Permeation of FD-4 (a) and FD-10S (b) into rat skin under atmospheric (1010 mBar) and hypobaric conditions (500 mBar). Each point represents mean ± standard deviation (n = 4) for atmospheric conditions and (n = 5) for hypobaric conditions. ER (Enhancement Ratio) represents the ratio between the amount of drug in the tissue under hypobaric and atmospheric conditions. Student's t-test with **p < 0.01 and ***p < 0.001.

Fig. 2

Fluorescence microscopic examination after topical administration of FD-4 and FD-10S dextran under atmospheric conditions (1010 mBar) and hypobaric stress conditions (500 mBar): control samples at atmospheric (a) and after hypobaric treatment (b); topical FD-4 delivery under atmospheric conditions (c) and upon hypobaric stress treatment (d); topical FD-10S delivery under atmospheric conditions (e) and upon hypobaric stress treatment (f).
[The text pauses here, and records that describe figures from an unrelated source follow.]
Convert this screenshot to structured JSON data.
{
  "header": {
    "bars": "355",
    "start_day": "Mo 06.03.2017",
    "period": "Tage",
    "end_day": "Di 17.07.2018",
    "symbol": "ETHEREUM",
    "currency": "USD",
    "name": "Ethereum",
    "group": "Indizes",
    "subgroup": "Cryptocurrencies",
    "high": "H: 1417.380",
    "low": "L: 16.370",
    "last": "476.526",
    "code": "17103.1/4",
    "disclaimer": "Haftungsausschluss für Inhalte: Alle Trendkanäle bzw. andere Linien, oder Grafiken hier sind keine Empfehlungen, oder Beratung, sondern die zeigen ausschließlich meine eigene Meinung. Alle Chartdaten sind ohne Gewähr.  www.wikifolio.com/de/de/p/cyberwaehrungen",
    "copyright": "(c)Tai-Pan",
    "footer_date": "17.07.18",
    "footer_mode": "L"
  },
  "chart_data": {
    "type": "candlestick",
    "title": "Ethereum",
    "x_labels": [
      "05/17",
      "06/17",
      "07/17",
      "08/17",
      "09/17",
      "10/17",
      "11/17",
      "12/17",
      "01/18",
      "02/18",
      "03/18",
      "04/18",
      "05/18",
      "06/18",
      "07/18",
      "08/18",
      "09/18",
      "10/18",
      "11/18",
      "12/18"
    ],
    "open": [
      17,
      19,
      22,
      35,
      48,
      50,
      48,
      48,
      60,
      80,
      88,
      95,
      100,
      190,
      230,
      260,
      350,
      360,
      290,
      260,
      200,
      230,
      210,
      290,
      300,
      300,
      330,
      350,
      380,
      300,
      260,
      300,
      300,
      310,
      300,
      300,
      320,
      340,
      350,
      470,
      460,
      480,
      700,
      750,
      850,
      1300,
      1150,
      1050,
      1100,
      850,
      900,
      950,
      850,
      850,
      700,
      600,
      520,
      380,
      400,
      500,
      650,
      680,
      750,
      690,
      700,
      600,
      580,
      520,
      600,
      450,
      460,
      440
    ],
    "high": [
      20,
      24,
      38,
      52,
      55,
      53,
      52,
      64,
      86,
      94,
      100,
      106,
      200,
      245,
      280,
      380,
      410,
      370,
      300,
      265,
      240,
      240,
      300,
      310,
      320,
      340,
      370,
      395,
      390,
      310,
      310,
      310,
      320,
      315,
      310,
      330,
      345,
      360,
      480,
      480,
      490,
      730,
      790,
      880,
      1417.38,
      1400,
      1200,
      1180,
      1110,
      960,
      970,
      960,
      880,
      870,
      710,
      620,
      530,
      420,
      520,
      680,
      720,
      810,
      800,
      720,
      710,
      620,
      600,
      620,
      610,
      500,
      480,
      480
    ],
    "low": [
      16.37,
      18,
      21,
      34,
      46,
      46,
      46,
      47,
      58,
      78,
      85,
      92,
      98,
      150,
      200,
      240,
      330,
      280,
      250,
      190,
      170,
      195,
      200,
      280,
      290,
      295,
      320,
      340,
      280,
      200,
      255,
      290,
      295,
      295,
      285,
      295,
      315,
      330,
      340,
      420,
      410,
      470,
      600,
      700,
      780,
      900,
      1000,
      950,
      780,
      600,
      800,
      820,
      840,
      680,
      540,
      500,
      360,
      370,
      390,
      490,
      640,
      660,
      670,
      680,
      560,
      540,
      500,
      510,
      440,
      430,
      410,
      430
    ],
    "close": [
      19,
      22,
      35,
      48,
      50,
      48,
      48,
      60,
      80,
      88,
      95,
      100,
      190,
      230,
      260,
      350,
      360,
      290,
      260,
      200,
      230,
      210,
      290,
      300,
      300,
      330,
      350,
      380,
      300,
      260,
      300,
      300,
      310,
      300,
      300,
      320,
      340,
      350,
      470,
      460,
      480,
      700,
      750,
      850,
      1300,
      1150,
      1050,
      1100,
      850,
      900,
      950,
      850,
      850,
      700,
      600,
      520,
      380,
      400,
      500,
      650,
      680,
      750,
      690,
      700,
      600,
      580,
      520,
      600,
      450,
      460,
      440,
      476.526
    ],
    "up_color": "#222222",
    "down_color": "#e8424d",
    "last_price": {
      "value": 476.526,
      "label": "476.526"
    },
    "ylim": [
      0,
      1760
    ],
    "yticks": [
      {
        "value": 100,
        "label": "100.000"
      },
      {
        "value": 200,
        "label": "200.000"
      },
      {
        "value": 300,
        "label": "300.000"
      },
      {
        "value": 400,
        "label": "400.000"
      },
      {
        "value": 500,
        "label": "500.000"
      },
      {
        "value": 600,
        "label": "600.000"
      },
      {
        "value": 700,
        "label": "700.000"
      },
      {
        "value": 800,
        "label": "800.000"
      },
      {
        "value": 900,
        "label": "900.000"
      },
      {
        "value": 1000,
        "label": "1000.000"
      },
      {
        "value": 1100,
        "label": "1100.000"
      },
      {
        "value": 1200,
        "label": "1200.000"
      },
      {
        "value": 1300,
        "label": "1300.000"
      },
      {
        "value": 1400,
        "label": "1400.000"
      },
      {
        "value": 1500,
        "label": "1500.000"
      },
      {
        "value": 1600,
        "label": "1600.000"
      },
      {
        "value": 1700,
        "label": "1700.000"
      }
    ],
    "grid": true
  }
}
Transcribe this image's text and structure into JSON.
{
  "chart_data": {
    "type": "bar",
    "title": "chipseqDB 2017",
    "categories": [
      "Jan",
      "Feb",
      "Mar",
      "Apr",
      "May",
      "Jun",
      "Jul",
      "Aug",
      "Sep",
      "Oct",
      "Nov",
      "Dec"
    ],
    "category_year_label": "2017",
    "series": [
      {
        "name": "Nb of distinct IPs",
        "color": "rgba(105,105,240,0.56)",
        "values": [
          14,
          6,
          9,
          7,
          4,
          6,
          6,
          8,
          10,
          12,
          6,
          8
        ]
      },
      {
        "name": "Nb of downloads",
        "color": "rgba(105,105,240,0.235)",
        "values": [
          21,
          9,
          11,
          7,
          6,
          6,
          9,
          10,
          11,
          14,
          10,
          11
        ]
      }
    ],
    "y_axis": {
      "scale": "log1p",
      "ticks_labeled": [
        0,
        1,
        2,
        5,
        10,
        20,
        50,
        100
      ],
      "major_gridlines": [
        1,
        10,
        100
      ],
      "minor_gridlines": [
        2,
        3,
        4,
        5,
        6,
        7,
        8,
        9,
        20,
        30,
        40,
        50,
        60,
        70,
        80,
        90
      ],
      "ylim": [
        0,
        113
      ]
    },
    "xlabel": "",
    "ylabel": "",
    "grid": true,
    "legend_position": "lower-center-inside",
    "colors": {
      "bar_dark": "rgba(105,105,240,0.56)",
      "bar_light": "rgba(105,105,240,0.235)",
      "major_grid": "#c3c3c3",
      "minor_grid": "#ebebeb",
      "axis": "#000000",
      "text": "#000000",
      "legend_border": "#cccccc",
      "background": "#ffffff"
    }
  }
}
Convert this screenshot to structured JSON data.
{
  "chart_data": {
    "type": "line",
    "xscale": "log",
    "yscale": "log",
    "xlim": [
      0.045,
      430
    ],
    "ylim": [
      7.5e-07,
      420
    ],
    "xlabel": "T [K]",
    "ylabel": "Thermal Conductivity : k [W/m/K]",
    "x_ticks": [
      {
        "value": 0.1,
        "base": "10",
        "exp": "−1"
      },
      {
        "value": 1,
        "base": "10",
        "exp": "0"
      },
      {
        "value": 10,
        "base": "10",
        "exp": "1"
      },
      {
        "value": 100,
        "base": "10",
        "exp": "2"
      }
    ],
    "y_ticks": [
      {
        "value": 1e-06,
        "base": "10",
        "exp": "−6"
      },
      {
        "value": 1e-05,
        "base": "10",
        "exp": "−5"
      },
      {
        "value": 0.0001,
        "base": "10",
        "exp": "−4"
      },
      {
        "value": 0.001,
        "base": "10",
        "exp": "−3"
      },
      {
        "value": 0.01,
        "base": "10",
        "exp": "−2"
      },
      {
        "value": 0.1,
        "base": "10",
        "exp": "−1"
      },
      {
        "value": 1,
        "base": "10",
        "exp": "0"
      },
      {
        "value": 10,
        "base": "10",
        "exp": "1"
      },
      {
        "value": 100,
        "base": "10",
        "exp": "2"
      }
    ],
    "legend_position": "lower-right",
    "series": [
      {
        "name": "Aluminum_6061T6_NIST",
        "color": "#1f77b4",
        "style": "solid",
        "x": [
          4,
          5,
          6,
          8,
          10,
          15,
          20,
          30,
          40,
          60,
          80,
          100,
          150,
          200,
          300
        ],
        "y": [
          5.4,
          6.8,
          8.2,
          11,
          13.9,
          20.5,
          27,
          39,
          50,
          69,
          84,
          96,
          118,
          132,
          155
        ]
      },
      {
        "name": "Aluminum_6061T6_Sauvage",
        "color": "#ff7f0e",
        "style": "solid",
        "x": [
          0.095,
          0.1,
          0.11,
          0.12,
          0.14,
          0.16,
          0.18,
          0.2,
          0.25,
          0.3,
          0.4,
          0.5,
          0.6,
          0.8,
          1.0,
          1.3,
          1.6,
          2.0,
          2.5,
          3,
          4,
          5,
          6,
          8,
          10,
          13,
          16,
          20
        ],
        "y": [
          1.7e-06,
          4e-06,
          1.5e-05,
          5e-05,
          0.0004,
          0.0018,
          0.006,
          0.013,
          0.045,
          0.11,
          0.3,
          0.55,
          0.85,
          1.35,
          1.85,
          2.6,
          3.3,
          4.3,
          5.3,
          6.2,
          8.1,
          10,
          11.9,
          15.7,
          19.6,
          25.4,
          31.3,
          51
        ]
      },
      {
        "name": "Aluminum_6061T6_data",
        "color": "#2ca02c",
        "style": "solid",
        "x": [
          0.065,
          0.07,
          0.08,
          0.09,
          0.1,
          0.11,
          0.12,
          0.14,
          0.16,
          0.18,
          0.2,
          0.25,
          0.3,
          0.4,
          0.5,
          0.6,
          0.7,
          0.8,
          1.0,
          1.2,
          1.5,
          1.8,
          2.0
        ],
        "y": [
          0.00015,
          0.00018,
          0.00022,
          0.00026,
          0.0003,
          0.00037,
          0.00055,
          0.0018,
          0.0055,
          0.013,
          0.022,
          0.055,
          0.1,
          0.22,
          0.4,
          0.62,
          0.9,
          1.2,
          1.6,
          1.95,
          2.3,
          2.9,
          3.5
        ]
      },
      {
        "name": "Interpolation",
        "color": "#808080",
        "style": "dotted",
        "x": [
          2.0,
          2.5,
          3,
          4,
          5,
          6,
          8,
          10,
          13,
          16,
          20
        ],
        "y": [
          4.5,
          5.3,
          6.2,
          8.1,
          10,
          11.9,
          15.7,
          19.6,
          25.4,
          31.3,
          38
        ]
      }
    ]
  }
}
Green: FITC, blue: DAPI. Original magnification × 10. SC, stratum corneum; E, epidermis and D, dermis.

Fig. 3

Multiphoton microscopic images of porcine follicular infundibula. a) 3D reconstruction under atmospheric conditions (1010 mBar), b) top view (singe Z-stack cross-section at 1010 mBar), c) side view at 1010 mBar with an average length of 151 ± 40.5 μm and depth of 190 ± 30.1 μm, d) 3D reconstruction after applying hypobaric pressure (500 mBar), e) top view after hypobaric pressure (Z-stack cross-section), f) side view after hypobaric pressure with an average length of 243 ± 23.9 μm and depth of 159 ± 14.5 μm.

Fig. 4

Atomic force microscopy analysis of in vitro porcine skin corneocytes at a) atmospheric conditions (1010 mBar) with average length of 41.5 ± 5.5 μm and width of 37.2 ± 7.2 μm and b) within 25 min of applying hypobaric pressure (500 mBar) with average length of 31.5 ± 8.2 μm and width of 26.2 ± 6.8 μm.

Fig. 5

Porcine and rat skin histology a), e) and b), f) control under atmospheric conditions 4 × and 40 × respectively c) and d) porcine skin after hypobaric treatment of 500 mBar for 7 h at 4 × and 40 × respectively g) and h) rat skin after hypobaric treatment of 500 mBar for 1 h at 4 × and 40 × respectively. SC, stratum corneum, E, epidermis, D, dermis and arrow indicates dermal–epidermal detachment.

Fig. 6

Hypobaric stress induced vascular response a) representative % change in contralateral and ipsilateral (control) hind paw blood flow from baseline over a 15 min period following hypobaric stress treatment b) % change in contralateral and ipsilateral (control) paw blood flow from baseline 3 min after hypobaric treatment (maximum vasodilatation). Student's t-test with ***p < 0.001 c) representative full-field laser perfusion imaging pictures alongside grey scale picture showing blood flow at baseline, 2 and 15 min after hypobaric stress treatment of the contralateral hind paw. Arrow indicates the site of topical hypobaric treatment.

Fig. 7

Blood concentration vs. time profile of ¹⁴C-labeled 10 kDa dextran in phosphate buffer (0.79 μCi equivalent to 1.428 pM) applied topically under atmospheric (1010 mBar) and hypobaric conditions (500 mBar). Each point represents mean ± standard deviation (n = 5). ^#Values below limit of detection (< 3 × background level measurements).

Fig. 8

in vivo percutaneous penetration studies under atmospheric (1010 mBar) and hypobaric (500 mBar) pressure conditions. a) in vitro vs. in vivo 10 kDa dextran rat skin deposition b) biodistribution of ¹⁴C labeled 10 kDa dextran. Each point represents mean ± standard deviation (n = 5). ER (Enhancement ratio) represents the ratio between the amount of drug found under hypobaric and atmospheric conditions. Students t-test with *p < 0.05, **p < 0.01 and ***p < 0.001.